Cultivators have bred designer sake rice throughout the beverage’s history, but it’s not rare for strains to fall out of vogue and fade into obscurity. Such was the fate of Ishikawa Sake No. 30, but Kazuma Shuzo is tackling the rice strain again using modern techniques that could unlock its full potential.
For years now, Yumeurara and Kazuma Shuzo have been working to revitalize the abandoned farmlands of Noto by producing unique sake there, with the Ishikawa Sake No. 30 Regeneration Project being their latest idea.
Starting with only 100 seeds in 2019, Yumeurara managed to successfully grow a crop to yield many more seeds in 2020. These seeds were planted again and will be harvested this September in amounts plentiful enough to begin brewing sake from it on a larger scale. The first commercially available sake ever produced from this once-abandoned rice strain is scheduled for sale after the spring of 2022.
LINK: PRTIMES | 2021/7/20 |約30年間眠り続けた幻の酒米の再生「石川酒30号再生プロジェクト」始動
Niigata’s Midorikawa Sake Company releases sake aged in whiskey barrels
On July 12, Midorikawa Sake Company began selling a new sake line that’s been aged in whiskey barrels. Named Master Brewer’s Select, these sake are aged for over a year in barrels made of mizunara Hokkaido oak, American oak, and Spanish oak, and then further aged and blended.
Midorikawa president Shunji Ohira came up with the idea after tasting barrel-rested beer and wondering if sake could also benefit from the added aromatic notes of certain wooden casks. Having already studied whiskey production prior to taking over the Midorikawa brewery, Ohira set out to find just the right materials that would accentuate his company’s sake brews.
The result is an added layer of aroma to the already complex flavor of aged sake.
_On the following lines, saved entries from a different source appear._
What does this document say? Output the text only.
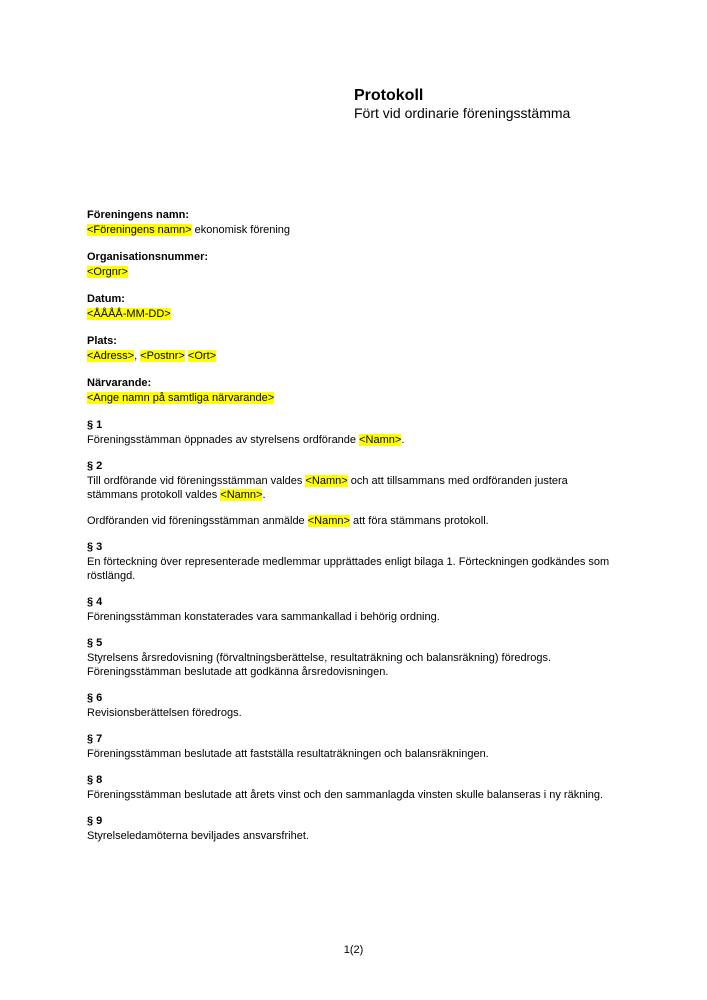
Protokoll
Fört vid ordinarie föreningsstämma
Föreningens namn:
<Föreningens namn> ekonomisk förening
Organisationsnummer:
<Orgnr>
Datum:
<ÅÅÅÅ-MM-DD>
Plats:
<Adress>, <Postnr> <Ort>
Närvarande:
<Ange namn på samtliga närvarande>
§ 1
Föreningsstämman öppnades av styrelsens ordförande <Namn>.
§ 2
Till ordförande vid föreningsstämman valdes <Namn> och att tillsammans med ordföranden justera stämmans protokoll valdes <Namn>.
Ordföranden vid föreningsstämman anmälde <Namn> att föra stämmans protokoll.
§ 3
En förteckning över representerade medlemmar upprättades enligt bilaga 1. Förteckningen godkändes som röstlängd.
§ 4
Föreningsstämman konstaterades vara sammankallad i behörig ordning.
§ 5
Styrelsens årsredovisning (förvaltningsberättelse, resultaträkning och balansräkning) föredrogs. Föreningsstämman beslutade att godkänna årsredovisningen.
§ 6
Revisionsberättelsen föredrogs.
§ 7
Föreningsstämman beslutade att fastställa resultaträkningen och balansräkningen.
§ 8
Föreningsstämman beslutade att årets vinst och den sammanlagda vinsten skulle balanseras i ny räkning.
§ 9
Styrelseledamöterna beviljades ansvarsfrihet.
1(2)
According to Midorikawa, customers enjoyed the Master Brewer’s Select release so much that the entire stock sold out in under a month.
Ohira said that the response was “beyond expectations” and is already preparing to expand Master Brewer’s Select into the Midorikawa Cask Collection brand, which will include varieties from the junmai and daiginjo sake categories.
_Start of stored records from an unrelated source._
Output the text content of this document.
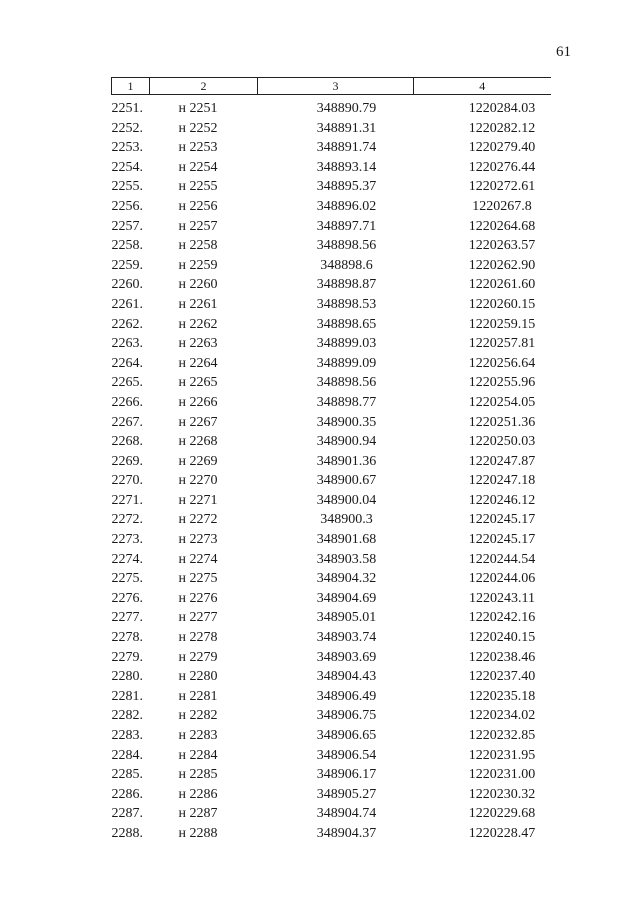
61
1	2	3	4
2251.	н 2251	348890.79	1220284.03
2252.	н 2252	348891.31	1220282.12
2253.	н 2253	348891.74	1220279.40
2254.	н 2254	348893.14	1220276.44
2255.	н 2255	348895.37	1220272.61
2256.	н 2256	348896.02	1220267.8
2257.	н 2257	348897.71	1220264.68
2258.	н 2258	348898.56	1220263.57
2259.	н 2259	348898.6	1220262.90
2260.	н 2260	348898.87	1220261.60
2261.	н 2261	348898.53	1220260.15
2262.	н 2262	348898.65	1220259.15
2263.	н 2263	348899.03	1220257.81
2264.	н 2264	348899.09	1220256.64
2265.	н 2265	348898.56	1220255.96
2266.	н 2266	348898.77	1220254.05
2267.	н 2267	348900.35	1220251.36
2268.	н 2268	348900.94	1220250.03
2269.	н 2269	348901.36	1220247.87
2270.	н 2270	348900.67	1220247.18
2271.	н 2271	348900.04	1220246.12
2272.	н 2272	348900.3	1220245.17
2273.	н 2273	348901.68	1220245.17
2274.	н 2274	348903.58	1220244.54
2275.	н 2275	348904.32	1220244.06
2276.	н 2276	348904.69	1220243.11
2277.	н 2277	348905.01	1220242.16
2278.	н 2278	348903.74	1220240.15
2279.	н 2279	348903.69	1220238.46
2280.	н 2280	348904.43	1220237.40
2281.	н 2281	348906.49	1220235.18
2282.	н 2282	348906.75	1220234.02
2283.	н 2283	348906.65	1220232.85
2284.	н 2284	348906.54	1220231.95
2285.	н 2285	348906.17	1220231.00
2286.	н 2286	348905.27	1220230.32
2287.	н 2287	348904.74	1220229.68
2288.	н 2288	348904.37	1220228.47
LINK: 日本経済新聞 | 2021/8/3 |緑川酒造、ウイスキー樽熟成の日本酒を商品化 信越企業 攻めの一手
“First 100” app to help new sake drinkers find their way to a favorite brand
Liquor store Imadeya launched a new app called First 100, which was designed to guide those unfamiliar with sake through the vast range of available brands and styles.
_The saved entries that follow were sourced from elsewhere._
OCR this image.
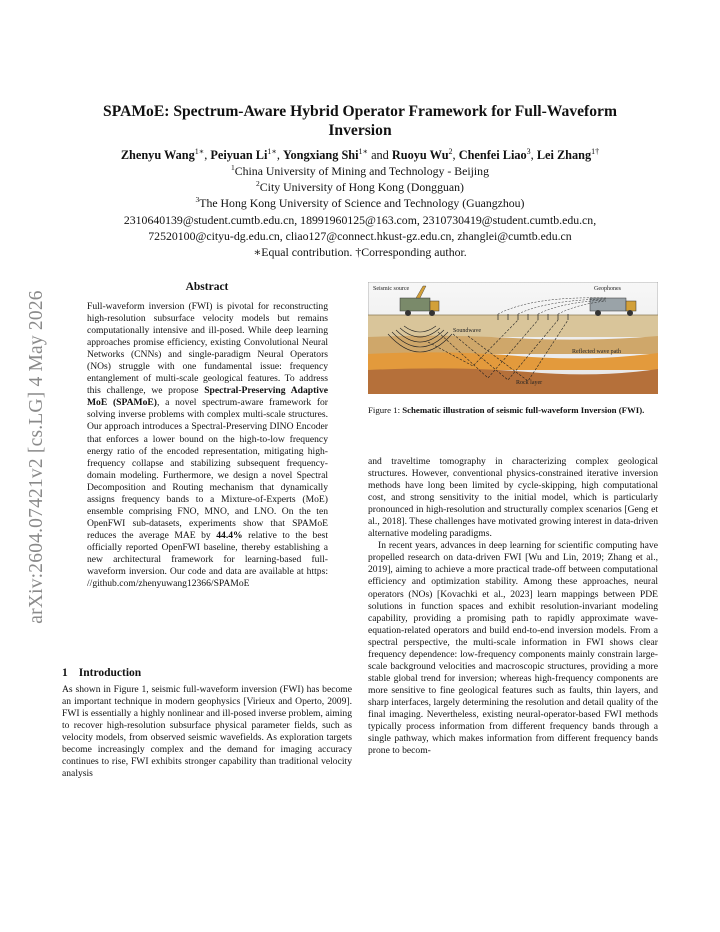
arXiv:2604.07421v2 [cs.LG] 4 May 2026
SPAMoE: Spectrum-Aware Hybrid Operator Framework for Full-Waveform
Inversion
Zhenyu Wang$^{1∗}$, Peiyuan $Li^{1∗}$, Yongxiang Shi$^{1∗}$ and Ruoyu Wu$^2$, Chenfei Liao$^3$, Lei Zhang$^{1\dagger}$
$^1$China University of Mining and Technology - Beijing
$^2$City University of Hong Kong (Dongguan)
$^3$The Hong Kong University of Science and Technology (Guangzhou)
2310640139@student.cumtb.edu.cn, 18991960125@163.com, 2310730419@student.cumtb.edu.cn,
72520100@cityu-dg.edu.cn, cliao127@connect.hkust-gz.edu.cn, zhanglei@cumtb.edu.cn
∗Equal contribution. †Corresponding author.
Abstract

Full-waveform inversion (FWI) is pivotal for reconstructing high-resolution subsurface velocity models but remains computationally intensive and ill-posed. While deep learning approaches promise efficiency, existing Convolutional Neural Networks (CNNs) and single-paradigm Neural Operators (NOs) struggle with one fundamental issue: frequency entanglement of multi-scale geological features. To address this challenge, we propose Spectral-Preserving Adaptive MoE (SPAMoE), a novel spectrum-aware framework for solving inverse problems with complex multi-scale structures. Our approach introduces a Spectral-Preserving DINO Encoder that enforces a lower bound on the high-to-low frequency energy ratio of the encoded representation, mitigating high-frequency collapse and stabilizing subsequent frequency-domain modeling. Furthermore, we design a novel Spectral Decomposition and Routing mechanism that dynamically assigns frequency bands to a Mixture-of-Experts (MoE) ensemble comprising FNO, MNO, and LNO. On the ten OpenFWI sub-datasets, experiments show that SPAMoE reduces the average MAE by 44.4% relative to the best officially reported OpenFWI baseline, thereby establishing a new architectural framework for learning-based full-waveform inversion. Our code and data are available at https: //github.com/zhenyuwang12366/SPAMoE

1 Introduction

As shown in Figure 1, seismic full-waveform inversion (FWI) has become an important technique in modern geophysics [Virieux and Operto, 2009]. FWI is essentially a highly nonlinear and ill-posed inverse problem, aiming to recover high-resolution subsurface physical parameter fields, such as velocity models, from observed seismic wavefields. As exploration targets become increasingly complex and the demand for imaging accuracy continues to rise, FWI exhibits stronger capability than traditional velocity analysis

Seismic source	Geophones
Soundwave
Reflected wave path
Rock layer
Figure 1: Schematic illustration of seismic full-waveform Inversion (FWI).

and traveltime tomography in characterizing complex geological structures. However, conventional physics-constrained iterative inversion methods have long been limited by cycle-skipping, high computational cost, and strong sensitivity to the initial model, which is particularly pronounced in high-resolution and structurally complex scenarios [Geng et al., 2018]. These challenges have motivated growing interest in data-driven alternative modeling paradigms.

In recent years, advances in deep learning for scientific computing have propelled research on data-driven FWI [Wu and Lin, 2019; Zhang et al., 2019], aiming to achieve a more practical trade-off between computational efficiency and optimization stability. Among these approaches, neural operators (NOs) [Kovachki et al., 2023] learn mappings between PDE solutions in function spaces and exhibit resolution-invariant modeling capability, providing a promising path to rapidly approximate wave-equation-related operators and build end-to-end inversion models. From a spectral perspective, the multi-scale information in FWI shows clear frequency dependence: low-frequency components mainly constrain large-scale background velocities and macroscopic structures, providing a more stable global trend for inversion; whereas high-frequency components are more sensitive to fine geological features such as faults, thin layers, and sharp interfaces, largely determining the resolution and detail quality of the final imaging. Nevertheless, existing neural-operator-based FWI methods typically process information from different frequency bands through a single pathway, which makes information from different frequency bands prone to becom-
First-time sake drinkers can find the sheer number of sake brands overwhelming and might not know where to start without the help of an expert. This problem has recently been compounded by the COVID-19 pandemic, as getting in-person expert advice is now usually off the table.
First 100 takes the guesswork out of beginner sake exploration by providing a list of the 100 best entry-level sake brands. Users can provide feedback about sake using simple, non-technical language. This data is then used to help make future recommendations, and a social network of sorts also lived on the app, allowing users to share reviews of the First 100-recommended brands they’ve tried.
In addition to the app, Imadeya will also open a new brick-and-mortar store in the Kiyosumi Shirakawa area of Tokyo. The shop will sell all of the 100 sake brands featured in the app and will eventually feature a tasting section.
LINK: PRTIMES | 2021/8/5 |家飲み需要拡大を受け、IMADEYAがお酒ビギナー向けアプリ&EC「はじめの100本」をリリース。清澄白河に新店も。